Foi só a última gota num copo de água de críticas de membros da União Democrata Cristã (CDU) à sua líder, Annegret Kramp-Karrenbauer, mas foi a que fez transbordar o copo: a líder dos conservadores anunciou esta segunda-feira que não vai ser candidata a chanceler e vai deixar a liderança do partido. Isto acontece depois de o seu partido ter votado ao lado do partido de direita radical (e no caso daquele estado federado, de extrema-direita) Alternativa para a Alemanha, na Turíngia, para eleger um chefe de governo do Partido Liberal Democrata (FDP).

O “terramoto” da Turíngia teve como objectivo afastar o até então chefe do governo do estado federado Bodo Ramelow, do partido Die Linke (A Esquerda), um político popular e relativamente moderado, que seria eleito com os votos do Partido Social-Democrata (SPD) e dos Verdes. O que a CDU fez, e levou a protestos em toda a Alemanha, foi quebrar o “cordão sanitário” à volta da AfD, que viu aqui uma hipótese para dar mais um passo na sua normalização e, pior, que viu fortalecida a ala do partido na Turíngia, onde o líder Björn Höcke pode ser chamado fascista (pode mesmo – um tribunal decidiu contra o líder da AfD na Turíngia, que se queixou de ser assim classificado em 2019). O político eleito, do FDP, tinha conseguido, por muito pouco – 73 votos apenas –​ ultrapassar o limite de 5% para ter representação parlamentar nas eleições que Ramelow vencera.

No entanto, este episódio apenas foi o mais recente de uma série de acções de Annegret Kramp-Karrenbauer que a expuseram a críticas dentro do partido, que está muito dividido entre os que apoiam o curso mais centrista da chanceler, Angela Merkel, e os que gostariam de ver um regresso do partido à sua posição mais conservadora.

Entre os potenciais candidatos à sucessão, perfilam-se três nomes mais prováveis. Os primeiros são os mesmos que concorreram contra Annegret Kramp-Karrenbauer em 2018, Friedrich Merz, que deixou há dias o seu cargo na consultora financeira BlackRock e que terminou com pouca diferença da vencedora, e Jens Spahn, que foi entretanto escolhido para ministro da Saúde, ambos são duas vozes críticas da via centrista de Merkel e de políticas como a de portas abertas a refugiados em 2015.

Potencialmente entra na corrida Armin Laschet, chefe do Governo do estado federado da Renânia do Norte-Vestefália, o coração industrial da Alemanha, e que é um político com mais semelhanças com Angela Merkel.

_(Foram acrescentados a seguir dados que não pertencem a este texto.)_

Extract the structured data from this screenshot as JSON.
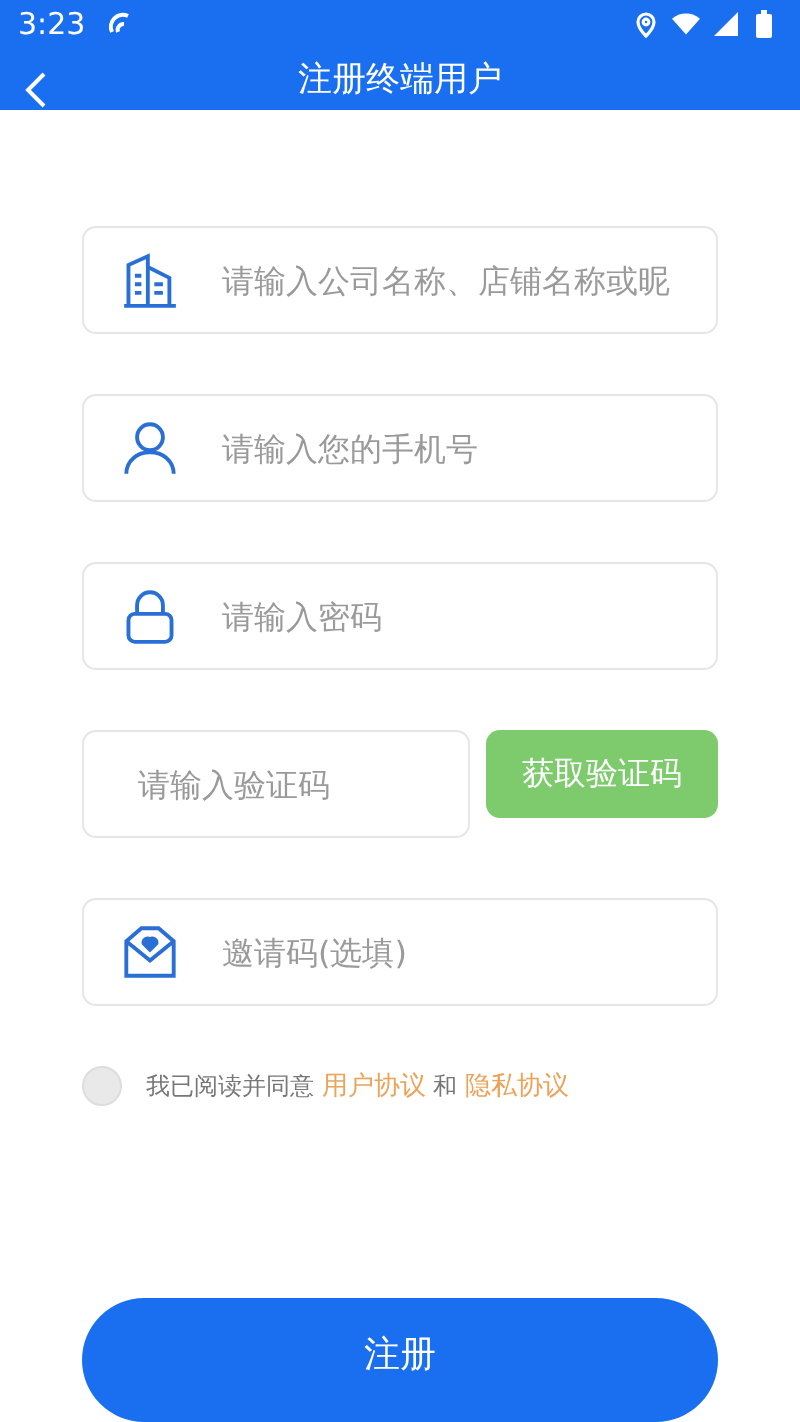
{
  "status_bar": {
    "time": "3:23"
  },
  "nav": {
    "title": "注册终端用户"
  },
  "fields": [
    {
      "kind": "company",
      "placeholder": "请输入公司名称、店铺名称或昵"
    },
    {
      "kind": "phone",
      "placeholder": "请输入您的手机号"
    },
    {
      "kind": "password",
      "placeholder": "请输入密码"
    }
  ],
  "verify": {
    "placeholder": "请输入验证码",
    "button": "获取验证码"
  },
  "invite": {
    "kind": "invite",
    "placeholder": "邀请码(选填)"
  },
  "agreement": {
    "checked": false,
    "prefix": "我已阅读并同意",
    "link_1": "用户协议",
    "joiner": "和",
    "link_2": "隐私协议"
  },
  "submit": "注册"
}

Um dos directores do Tagesspiegel, Stephan-Andreas Casdorff, diz que é Laschet quem parece ter as melhores condições de momento – no entanto, num cenário em que substituiria não só Annegret Kramp-Karrenbauer na liderança da CDU, como Angela Merkel na chefia do Governo. Não seria inconstitucional, diz, citando um precedente de 1966 quando uma coligação CDU/FDP se transformou numa “grande coligação” (CDU/SPD). E ao argumento da estabilidade pré-presidência europeia da Alemanha, que ocupa a presidência rotativa no segundo semestre de 2021, Casdorff responde com o forte europeísmo de Laschet, que já foi deputado do Parlamento Europeu.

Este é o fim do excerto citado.